As for other fans... unless they're my close friends, I don't feel like I need to accept everything they throw to me (or in the atmosphere), especially if they're extremely rude.

Then - who said I never complain? I do, a lot sometimes. Just not on public. And it's not that I'm afraid of blacklash or smth - if I state my opinion, I'm always ready to prove it. And I'd explain it myself anyway.
Just whenever I say smth bad about him or his words, later I regret it a lot. Cause I find something in his interviews etc that proves me I misunderstood him somehow.
So when he does or says smth, I prefer thinking it over alone or with my close friends before making an opinion and stating it publicly.
And usually... well, the problem is solved on this stade and I don't feel I need to say it out loud anymore. That's it.

I know others' process things differently and actually I rarely comment on people being in rage with G or smth (it's their deal). But I honestly don't understand this and think they'd better think a little bit more before spilling out all that.

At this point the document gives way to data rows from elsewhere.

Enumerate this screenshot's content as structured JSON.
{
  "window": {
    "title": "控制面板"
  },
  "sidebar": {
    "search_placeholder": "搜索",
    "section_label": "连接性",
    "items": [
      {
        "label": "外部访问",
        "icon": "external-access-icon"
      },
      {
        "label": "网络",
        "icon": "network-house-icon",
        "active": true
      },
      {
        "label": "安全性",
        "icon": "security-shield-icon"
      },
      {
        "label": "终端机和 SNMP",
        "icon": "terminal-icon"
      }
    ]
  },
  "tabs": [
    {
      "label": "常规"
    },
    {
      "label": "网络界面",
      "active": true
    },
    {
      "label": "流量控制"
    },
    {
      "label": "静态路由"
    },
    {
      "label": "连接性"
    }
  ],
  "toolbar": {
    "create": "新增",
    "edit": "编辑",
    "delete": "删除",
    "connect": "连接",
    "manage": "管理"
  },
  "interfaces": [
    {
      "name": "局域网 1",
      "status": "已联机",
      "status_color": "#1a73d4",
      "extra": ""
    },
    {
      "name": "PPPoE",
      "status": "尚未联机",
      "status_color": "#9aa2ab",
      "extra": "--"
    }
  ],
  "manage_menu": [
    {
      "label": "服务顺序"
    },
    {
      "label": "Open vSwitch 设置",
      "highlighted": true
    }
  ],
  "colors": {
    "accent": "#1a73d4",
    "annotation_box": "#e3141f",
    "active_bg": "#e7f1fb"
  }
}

As for critisizm about his new songs/projects/whatever, people are also very fast in saying what they're unhappy about. It always puzzles me. Unless I really don't like the song and can't say anything good about it, I'd rather think about what I like in it first and say that. Then - about negative points, maybe.
But nope, more and more people with each release feel a need to say smth negative about it - and that's all. Like if there are no any good points in it at all.
Doesn't it sound strange, in the fandom which is supposed to love G? Not unconditionally, but still - love.

I don't mind negativity and diversity of opinions as it is. I also think it's more interesting like that. Just proportions of that negativity in our fandom seem kinda wrong to me right now. Looks like people are concentrating on negative points, searching for them on purpose, scrutinizing his every word in order to find smth suspicious - and make a quarrel out of it, no matter if it's really serious or not.